Witness Junior Bush’s defense of Rumsfeld: “I’m the decider, so I do the deciding.” Who is he trying to convince — U.S. public opinion or himself? Why not “I’m the failure because I do the failing” or “I’m the corrupter because I do the corrupting”?

He has frequently been of the “declaring it so makes it so” school of governance. Because he got away with it on selling the Iraq war, at least for the first few months, he thinks he can keep getting away with it. Because he so successfully used the “I’m the president who fights terrorism” argument for way too long, he thinks all he has to do is repeat this mantra, like when the scandal of illegal domestic wiretapping was exposed.

His problem is, that no longer works. Far too many people have seen through his lies, and he no longer gets the benefit of the doubt except from Fox “news” commentators.

A related problem for Bush is that he never meant most of what he said — it was all geared to selling his immoral and amoral policies, at providing a veneer of “common sense” over policies that people wouldn’t support on their own merits. So when people now no longer buy the veneer, there’s no substance to fall back on.

Except of course for Bush’s “base.” The millionaires and billionaires, the corporations and CEOs never needed any justification beyond how much money they were going to make off Bush’s policies. Tax cuts for the rich, boondoggles for big businesses, anti-people, anti-union, anti-women, and anti-poor-people policies were and are the reasons for making big contributions to the Republicans, especially Bush. Those contributions were an investment in a political figure who was somewhat successful at selling people on pro-big-business policies. They have undoubtedly started looking around for some other figurehead.

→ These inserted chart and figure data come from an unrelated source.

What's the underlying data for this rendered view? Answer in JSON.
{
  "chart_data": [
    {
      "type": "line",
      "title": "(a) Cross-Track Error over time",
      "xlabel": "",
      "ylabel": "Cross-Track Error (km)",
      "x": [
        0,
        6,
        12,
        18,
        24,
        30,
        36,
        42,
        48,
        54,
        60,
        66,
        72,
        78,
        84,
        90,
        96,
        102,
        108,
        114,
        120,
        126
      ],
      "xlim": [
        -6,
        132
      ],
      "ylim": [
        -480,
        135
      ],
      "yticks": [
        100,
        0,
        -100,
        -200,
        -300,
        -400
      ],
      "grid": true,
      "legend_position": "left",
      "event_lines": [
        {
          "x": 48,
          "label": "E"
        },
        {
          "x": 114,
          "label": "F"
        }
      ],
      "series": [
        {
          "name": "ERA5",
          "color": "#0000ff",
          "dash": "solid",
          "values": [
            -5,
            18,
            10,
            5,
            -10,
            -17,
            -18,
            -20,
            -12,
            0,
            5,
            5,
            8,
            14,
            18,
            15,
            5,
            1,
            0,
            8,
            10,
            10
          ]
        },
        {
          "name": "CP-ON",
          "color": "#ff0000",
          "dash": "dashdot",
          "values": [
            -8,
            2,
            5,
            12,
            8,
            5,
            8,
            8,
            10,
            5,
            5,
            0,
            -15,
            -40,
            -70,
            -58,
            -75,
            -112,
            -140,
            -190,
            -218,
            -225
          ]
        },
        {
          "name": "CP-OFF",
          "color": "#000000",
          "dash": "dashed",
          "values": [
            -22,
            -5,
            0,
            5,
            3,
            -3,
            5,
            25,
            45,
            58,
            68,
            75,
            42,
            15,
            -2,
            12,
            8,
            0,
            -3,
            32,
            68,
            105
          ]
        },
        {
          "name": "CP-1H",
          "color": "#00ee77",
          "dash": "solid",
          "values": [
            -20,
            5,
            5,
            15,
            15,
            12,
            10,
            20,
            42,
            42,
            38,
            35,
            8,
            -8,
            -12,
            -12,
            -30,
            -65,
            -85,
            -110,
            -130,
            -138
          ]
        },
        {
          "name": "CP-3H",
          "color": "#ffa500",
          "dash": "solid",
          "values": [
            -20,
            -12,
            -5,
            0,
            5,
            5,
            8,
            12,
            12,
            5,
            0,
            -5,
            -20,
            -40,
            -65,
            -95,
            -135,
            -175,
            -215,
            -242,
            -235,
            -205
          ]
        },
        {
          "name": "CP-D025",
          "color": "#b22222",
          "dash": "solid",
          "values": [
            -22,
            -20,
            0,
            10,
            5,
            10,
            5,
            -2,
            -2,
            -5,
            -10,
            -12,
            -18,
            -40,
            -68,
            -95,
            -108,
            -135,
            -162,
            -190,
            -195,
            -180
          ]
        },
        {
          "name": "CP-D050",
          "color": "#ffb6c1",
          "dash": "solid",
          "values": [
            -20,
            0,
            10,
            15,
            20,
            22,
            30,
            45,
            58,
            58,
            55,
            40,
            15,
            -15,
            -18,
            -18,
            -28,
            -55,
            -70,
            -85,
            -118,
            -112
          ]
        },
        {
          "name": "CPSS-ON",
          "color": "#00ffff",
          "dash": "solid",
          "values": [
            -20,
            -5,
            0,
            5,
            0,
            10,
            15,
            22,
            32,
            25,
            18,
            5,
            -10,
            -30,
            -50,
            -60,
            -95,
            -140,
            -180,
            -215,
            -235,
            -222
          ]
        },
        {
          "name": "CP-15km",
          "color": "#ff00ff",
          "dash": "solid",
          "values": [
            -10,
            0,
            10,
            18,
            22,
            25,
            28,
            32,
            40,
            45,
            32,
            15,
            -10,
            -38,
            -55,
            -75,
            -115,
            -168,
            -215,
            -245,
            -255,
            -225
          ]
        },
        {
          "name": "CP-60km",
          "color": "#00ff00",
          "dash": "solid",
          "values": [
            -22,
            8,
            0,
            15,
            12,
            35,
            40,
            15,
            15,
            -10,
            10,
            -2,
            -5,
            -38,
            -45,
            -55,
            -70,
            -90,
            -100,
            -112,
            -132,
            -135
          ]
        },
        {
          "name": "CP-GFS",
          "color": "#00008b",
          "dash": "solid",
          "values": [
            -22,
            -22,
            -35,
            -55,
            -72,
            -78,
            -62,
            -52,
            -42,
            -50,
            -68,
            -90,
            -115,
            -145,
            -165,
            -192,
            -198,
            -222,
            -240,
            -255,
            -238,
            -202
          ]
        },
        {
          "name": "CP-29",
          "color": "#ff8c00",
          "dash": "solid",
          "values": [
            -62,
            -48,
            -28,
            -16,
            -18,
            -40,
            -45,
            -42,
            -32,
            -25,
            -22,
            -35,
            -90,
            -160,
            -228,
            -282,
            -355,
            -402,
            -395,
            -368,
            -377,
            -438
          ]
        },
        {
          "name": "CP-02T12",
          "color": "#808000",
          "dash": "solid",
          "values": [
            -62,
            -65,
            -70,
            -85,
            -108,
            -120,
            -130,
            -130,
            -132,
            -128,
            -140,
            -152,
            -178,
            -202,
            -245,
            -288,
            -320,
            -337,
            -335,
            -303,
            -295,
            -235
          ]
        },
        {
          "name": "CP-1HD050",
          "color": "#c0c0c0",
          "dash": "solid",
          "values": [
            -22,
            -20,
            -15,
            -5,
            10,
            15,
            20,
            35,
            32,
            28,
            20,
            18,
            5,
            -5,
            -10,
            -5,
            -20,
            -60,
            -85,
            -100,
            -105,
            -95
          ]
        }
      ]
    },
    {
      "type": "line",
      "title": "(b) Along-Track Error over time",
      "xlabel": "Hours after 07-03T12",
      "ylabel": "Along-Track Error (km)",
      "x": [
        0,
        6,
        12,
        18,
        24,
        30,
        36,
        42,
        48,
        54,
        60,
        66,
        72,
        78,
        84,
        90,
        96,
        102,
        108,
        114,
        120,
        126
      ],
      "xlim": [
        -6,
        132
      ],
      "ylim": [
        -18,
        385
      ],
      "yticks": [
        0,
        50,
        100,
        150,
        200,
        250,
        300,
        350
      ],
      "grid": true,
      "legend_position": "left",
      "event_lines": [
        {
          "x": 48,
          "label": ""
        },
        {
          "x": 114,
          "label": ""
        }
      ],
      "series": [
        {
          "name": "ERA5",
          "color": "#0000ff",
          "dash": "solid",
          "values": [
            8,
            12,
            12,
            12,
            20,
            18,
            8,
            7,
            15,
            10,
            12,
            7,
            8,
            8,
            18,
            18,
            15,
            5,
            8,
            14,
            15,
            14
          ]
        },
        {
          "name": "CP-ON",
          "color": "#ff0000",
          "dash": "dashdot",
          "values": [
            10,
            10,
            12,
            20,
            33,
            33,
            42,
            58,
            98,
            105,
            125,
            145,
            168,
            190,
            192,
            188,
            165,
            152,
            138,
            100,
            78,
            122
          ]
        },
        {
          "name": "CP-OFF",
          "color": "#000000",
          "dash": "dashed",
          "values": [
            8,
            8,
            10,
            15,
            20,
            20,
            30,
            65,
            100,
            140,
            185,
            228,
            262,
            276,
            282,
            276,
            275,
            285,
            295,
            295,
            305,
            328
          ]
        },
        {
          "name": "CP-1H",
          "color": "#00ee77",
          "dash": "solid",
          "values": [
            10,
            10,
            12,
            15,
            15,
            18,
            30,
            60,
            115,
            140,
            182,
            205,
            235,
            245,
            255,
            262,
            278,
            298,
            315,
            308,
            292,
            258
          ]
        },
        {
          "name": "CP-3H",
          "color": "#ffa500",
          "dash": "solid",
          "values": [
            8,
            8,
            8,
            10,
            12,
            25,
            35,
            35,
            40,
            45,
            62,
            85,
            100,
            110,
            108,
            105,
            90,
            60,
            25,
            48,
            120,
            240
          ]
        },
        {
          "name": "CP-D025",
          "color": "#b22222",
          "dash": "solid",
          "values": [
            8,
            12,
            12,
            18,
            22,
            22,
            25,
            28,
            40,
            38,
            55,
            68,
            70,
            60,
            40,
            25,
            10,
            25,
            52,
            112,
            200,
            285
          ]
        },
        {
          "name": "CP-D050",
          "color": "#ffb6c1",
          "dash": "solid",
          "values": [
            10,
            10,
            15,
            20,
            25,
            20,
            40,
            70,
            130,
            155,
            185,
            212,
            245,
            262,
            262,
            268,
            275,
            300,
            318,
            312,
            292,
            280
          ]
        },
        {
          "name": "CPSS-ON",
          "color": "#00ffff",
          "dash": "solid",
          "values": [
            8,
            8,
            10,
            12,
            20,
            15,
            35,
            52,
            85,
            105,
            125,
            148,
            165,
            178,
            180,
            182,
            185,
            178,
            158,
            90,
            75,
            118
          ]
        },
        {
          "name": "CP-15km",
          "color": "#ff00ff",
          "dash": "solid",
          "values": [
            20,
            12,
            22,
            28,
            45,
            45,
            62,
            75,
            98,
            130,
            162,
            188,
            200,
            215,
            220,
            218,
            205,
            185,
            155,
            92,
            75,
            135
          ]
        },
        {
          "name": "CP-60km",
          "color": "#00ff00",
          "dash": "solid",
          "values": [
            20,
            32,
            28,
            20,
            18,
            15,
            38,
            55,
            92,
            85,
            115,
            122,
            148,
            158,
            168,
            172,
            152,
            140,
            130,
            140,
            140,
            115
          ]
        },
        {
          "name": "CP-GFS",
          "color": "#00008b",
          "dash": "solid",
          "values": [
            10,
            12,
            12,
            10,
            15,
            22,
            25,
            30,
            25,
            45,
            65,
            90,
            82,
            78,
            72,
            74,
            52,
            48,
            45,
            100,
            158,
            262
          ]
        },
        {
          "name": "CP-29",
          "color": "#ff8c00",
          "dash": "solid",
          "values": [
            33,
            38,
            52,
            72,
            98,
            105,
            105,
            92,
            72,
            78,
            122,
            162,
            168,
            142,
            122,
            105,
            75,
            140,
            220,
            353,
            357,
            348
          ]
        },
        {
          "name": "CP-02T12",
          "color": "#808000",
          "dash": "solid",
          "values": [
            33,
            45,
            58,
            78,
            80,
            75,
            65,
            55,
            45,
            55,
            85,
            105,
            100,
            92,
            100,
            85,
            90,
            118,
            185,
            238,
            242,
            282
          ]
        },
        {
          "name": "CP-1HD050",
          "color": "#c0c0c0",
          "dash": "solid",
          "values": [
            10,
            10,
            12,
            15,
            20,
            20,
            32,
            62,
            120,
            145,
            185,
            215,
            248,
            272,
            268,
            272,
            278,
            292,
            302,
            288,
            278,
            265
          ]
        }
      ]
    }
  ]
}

Bush’s policies on their own have never been as popular as Bush himself, with his straight-talking, plain-speaking image. It was always an illusion, but for several years enough people bought it that he could get away with cramming his program through. Now that millions more understand the illusion, cranking up the old advertising campaigns just makes things worse for him.

The reason to switch control of the House and Senate to the Democrats is because Bush is the decider and his decisions have been wrong, and his minions have been wrong too. The reason to impeach is because Bush is the decider and has decided on illegal and unconstitutional programs. The reason to get rid of the whole ultra-right establishment is because Bush’s “ideas” and policies are bankrupt and against the interests of the vast majority of the people.

Bush can chase his own tail in an orgy of circular reasoning, but that is no reason to let him do so on our time. We, the people, are the ultimate deciders. That’s what is required for our democracy: for we, the people, to take the power that belongs to us into our own hands and use that power to throw the bums out, starting with Bum #1, Baby Boy Bush. He is only the decider as long as we let him get away with it. Of course, he only plays the decider on television, we need to get rid of the powers behind his throne. We can, should and must put a period to his policies.